June 01, 2004|David Reyes and Dan Weikel | Times Staff Writers

With the continuing conflict in Iraq, Bill Hessen thought this year's Memorial Day observance was more poignant than usual.

"It makes me think of all those who weren't as lucky as we were in coming back," said Hessen, 77, of Fullerton, a World War II veteran who served in the 101st Airborne Division.

Hessen, garbed in fatigues, was among more than 2,500 people who attended a ceremony Monday at Loma Vista Memorial Park in Fullerton, one of a half-dozen Memorial Day events in Orange County.

Fullerton's observance, one of the county's oldest, paid a tribute to the military's sealift command, which has shipped most of the war's supplies to Iraq.

"Americans born and raised after World War II have come to expect that our military strength and world position are givens," said Navy Capt. Juan L. Chavez, commander of the Military Sealift Command of the Pacific in San Diego. But "freedom is not free ... the victory was not without cost."

Meanwhile, at Calvary Church of Santa Ana, more than 400 people gathered to hear Army Maj. Mike Albertson of the 3rd U.S. Armored Corps at Fort Hood, who recently returned from Iraq. Church volunteers have made more than 900 stained-glass angels for the families of service members killed in Afghanistan and Iraq.

"Memorial Day was always known for commemorating the beginning of summer, getting out the backyard barbecues and time to go to the beach," Albertson said. "But with the war, it's not like that anymore."

At Westminster Memorial Park, VFW Post 3670 held its annual graveside service for Staff Sgt. Kazuo Masuda, a highly decorated member of the 442nd Regimental Combat Team, a Japanese-American infantry unit that fought in Europe during World War II. The post is named in his honor.

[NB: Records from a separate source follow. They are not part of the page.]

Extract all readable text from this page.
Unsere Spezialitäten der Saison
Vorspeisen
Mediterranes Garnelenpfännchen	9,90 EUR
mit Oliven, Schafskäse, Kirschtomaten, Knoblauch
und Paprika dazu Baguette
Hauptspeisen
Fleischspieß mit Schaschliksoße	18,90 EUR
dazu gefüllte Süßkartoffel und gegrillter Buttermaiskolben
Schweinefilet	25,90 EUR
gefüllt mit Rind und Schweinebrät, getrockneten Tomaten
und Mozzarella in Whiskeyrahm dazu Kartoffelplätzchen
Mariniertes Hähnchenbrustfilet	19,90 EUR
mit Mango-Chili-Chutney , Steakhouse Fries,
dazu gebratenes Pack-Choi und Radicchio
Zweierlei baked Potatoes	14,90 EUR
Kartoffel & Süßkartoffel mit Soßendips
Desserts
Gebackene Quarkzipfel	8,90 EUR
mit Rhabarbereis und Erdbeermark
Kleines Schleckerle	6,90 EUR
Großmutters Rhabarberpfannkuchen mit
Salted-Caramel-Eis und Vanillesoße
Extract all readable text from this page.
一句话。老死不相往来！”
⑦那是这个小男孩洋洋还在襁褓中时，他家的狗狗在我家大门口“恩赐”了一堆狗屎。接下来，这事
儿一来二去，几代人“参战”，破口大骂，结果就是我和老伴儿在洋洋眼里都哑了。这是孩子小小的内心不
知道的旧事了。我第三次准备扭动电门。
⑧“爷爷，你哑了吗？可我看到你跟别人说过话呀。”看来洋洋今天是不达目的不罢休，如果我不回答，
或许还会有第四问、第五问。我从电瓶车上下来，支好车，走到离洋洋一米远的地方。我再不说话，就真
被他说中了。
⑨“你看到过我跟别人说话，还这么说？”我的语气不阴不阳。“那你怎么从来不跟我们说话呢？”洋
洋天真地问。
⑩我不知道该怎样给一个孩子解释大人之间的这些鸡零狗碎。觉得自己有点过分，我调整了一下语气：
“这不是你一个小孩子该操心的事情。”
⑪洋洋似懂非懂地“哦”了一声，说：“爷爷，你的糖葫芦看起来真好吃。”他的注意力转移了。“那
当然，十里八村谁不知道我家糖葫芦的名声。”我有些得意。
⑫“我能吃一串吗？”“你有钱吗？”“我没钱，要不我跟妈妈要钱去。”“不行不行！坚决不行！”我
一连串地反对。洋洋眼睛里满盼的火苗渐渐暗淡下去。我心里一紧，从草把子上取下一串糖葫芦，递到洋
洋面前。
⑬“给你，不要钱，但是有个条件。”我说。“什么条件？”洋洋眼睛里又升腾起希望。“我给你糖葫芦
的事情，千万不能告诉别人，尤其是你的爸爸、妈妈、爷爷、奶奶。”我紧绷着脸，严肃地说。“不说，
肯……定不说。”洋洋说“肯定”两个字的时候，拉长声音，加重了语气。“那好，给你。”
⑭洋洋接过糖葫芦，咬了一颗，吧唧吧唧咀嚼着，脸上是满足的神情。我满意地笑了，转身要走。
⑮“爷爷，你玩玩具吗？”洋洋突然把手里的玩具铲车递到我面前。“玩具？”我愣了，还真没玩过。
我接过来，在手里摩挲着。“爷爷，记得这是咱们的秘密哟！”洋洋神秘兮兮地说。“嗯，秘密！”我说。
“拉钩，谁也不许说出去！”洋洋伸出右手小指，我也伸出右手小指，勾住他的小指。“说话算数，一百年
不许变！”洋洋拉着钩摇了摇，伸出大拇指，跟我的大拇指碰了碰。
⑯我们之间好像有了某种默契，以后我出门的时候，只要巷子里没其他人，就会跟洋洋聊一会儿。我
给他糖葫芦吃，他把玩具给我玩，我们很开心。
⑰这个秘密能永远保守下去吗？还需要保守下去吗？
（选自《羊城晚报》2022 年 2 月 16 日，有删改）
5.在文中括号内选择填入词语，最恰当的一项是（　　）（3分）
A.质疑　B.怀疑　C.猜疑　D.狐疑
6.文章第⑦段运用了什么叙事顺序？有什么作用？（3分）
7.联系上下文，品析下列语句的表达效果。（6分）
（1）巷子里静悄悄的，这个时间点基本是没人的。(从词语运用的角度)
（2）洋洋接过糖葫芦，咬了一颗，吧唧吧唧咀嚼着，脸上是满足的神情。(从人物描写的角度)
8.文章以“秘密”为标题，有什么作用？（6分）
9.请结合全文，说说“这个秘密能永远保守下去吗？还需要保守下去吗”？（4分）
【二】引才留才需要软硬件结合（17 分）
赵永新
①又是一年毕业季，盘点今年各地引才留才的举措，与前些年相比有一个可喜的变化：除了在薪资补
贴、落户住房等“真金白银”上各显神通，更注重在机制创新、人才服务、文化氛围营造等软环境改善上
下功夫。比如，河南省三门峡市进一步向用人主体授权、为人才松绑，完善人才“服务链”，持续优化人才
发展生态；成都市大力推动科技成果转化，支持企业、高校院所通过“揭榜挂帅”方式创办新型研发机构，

Masuda, who was killed in action Aug. 27, 1944, received the Distinguished Service Cross, the nation's second-highest award for bravery. He also received a Purple Heart and a Bronze Star, among other citations and medals.

About 125 Japanese-American veterans and their families gathered for Monday's ceremony, including Masuda's brother, Mas, and former members of the 442nd.

Speakers praised the regiment -- one of the most decorated units of World War II -- saying its soldiers not only fought the Germans, but also racial prejudice at home that led to the internment of Japanese immigrants and citizens of Japanese descent.

Hiroshi Takusagawa, a former member of the 442nd, said the fighting in Iraq didn't necessarily make this year's Memorial Day any more important than in years past.

But "it's sadder because we are adding more names that are killed in action," Takusagawa said. "These ceremonies remind us of those who have made the ultimate sacrifice. Otherwise all of us might not be here."